L'ancien ministre des Finances Tendai Biti s'est dit prêt quant à lui à intégrer un gouvernement d'union nationale si Morgan Tsvangirai y participe.
"Si Morgan dit qu'il y va, j'y vais aussi", a déclaré Tendai Biti, ministre des Finances au sein du gouvernement d'union entre 2009 et 2013.
Robert Mugabe, toujours admiré par de nombreux Africains comme un héros de la lutte anti-coloniale, est considéré comme un despote par les Occidentaux qui estiment que sa gestion désastreuse de l'économie et son recours à la violence pour se maintenir au pouvoir a ruiné l'un des Etats les plus prometteurs du continent africain.
Le président sud-africain Jacob Zuma a dit mercredi s'être entretenu par téléphone avec son homologue zimbabwéen, qui lui a dit qu'il était retenu à son domicile mais qu'il se portait bien.

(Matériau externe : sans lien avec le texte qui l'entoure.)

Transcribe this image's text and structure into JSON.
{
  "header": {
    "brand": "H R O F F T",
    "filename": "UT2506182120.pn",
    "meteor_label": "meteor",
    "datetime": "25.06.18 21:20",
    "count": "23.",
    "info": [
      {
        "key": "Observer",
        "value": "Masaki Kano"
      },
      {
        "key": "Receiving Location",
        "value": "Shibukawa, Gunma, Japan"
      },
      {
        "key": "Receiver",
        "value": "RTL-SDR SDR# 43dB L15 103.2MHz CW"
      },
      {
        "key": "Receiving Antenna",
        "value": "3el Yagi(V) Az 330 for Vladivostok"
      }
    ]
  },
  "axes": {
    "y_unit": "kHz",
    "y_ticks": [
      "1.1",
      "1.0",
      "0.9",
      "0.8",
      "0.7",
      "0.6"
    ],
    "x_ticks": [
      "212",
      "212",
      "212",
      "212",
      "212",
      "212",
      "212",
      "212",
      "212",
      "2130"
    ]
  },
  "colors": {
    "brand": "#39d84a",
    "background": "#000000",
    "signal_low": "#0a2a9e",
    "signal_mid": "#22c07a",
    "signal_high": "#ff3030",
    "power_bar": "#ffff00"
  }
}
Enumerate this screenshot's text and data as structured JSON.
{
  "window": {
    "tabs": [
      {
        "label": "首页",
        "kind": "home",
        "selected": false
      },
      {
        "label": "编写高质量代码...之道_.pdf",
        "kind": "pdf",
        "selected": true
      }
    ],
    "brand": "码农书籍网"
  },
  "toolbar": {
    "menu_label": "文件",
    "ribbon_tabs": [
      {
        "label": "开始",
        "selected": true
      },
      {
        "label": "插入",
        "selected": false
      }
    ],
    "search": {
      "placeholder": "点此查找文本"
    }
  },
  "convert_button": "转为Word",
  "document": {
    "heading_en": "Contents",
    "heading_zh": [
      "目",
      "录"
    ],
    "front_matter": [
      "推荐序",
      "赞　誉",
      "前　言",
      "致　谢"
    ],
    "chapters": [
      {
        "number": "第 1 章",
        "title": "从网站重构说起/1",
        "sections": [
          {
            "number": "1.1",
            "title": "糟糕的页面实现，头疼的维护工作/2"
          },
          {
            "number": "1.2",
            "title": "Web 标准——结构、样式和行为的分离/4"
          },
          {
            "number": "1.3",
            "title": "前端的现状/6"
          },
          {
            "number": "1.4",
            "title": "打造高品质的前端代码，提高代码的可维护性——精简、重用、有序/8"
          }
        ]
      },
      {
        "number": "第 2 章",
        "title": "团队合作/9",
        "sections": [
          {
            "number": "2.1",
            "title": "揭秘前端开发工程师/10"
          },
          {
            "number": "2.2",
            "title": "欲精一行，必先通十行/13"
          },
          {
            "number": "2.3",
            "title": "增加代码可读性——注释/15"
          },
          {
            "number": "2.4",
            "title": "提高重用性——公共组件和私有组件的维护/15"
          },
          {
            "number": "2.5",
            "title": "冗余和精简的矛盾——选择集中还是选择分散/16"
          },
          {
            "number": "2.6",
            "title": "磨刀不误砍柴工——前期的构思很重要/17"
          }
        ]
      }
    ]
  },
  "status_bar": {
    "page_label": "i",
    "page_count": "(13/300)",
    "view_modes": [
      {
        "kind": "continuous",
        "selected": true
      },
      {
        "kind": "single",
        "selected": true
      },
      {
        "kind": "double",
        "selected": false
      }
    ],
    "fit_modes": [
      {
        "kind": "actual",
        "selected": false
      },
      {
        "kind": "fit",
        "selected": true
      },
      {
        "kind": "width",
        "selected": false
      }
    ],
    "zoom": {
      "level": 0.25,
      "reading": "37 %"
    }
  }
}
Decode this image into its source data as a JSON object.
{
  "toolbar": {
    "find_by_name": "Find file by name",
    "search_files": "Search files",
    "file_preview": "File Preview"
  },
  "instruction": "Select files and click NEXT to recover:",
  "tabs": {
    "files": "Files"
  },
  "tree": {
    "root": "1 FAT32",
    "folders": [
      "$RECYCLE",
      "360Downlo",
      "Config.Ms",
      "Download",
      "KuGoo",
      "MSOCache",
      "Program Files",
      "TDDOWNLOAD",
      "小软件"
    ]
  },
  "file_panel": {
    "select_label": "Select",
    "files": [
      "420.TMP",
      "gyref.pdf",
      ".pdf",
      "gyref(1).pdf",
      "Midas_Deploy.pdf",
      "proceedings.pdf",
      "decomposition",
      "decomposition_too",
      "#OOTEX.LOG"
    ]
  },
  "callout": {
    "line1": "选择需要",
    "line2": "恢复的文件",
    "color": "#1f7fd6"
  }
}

En prenant le pouvoir, les militaires avaient pour principal objectif d'empêcher l'épouse du chef de l'Etat, Grace Mugabe, 52 ans, de lui succéder, estiment les observateurs.
Mais Robert Mugabe semble arriver lui-même en bout de course. La police, qui lui était autrefois fidèle, n'a montré aucun signe de résistance.
Au sein de la Zanu-PF, le parti au pouvoir, ses partisans ne se comptent plus que sur le bout des doigts.
Les rues de Harare restaient calmes jeudi, au deuxième jour du coup de force des militaires.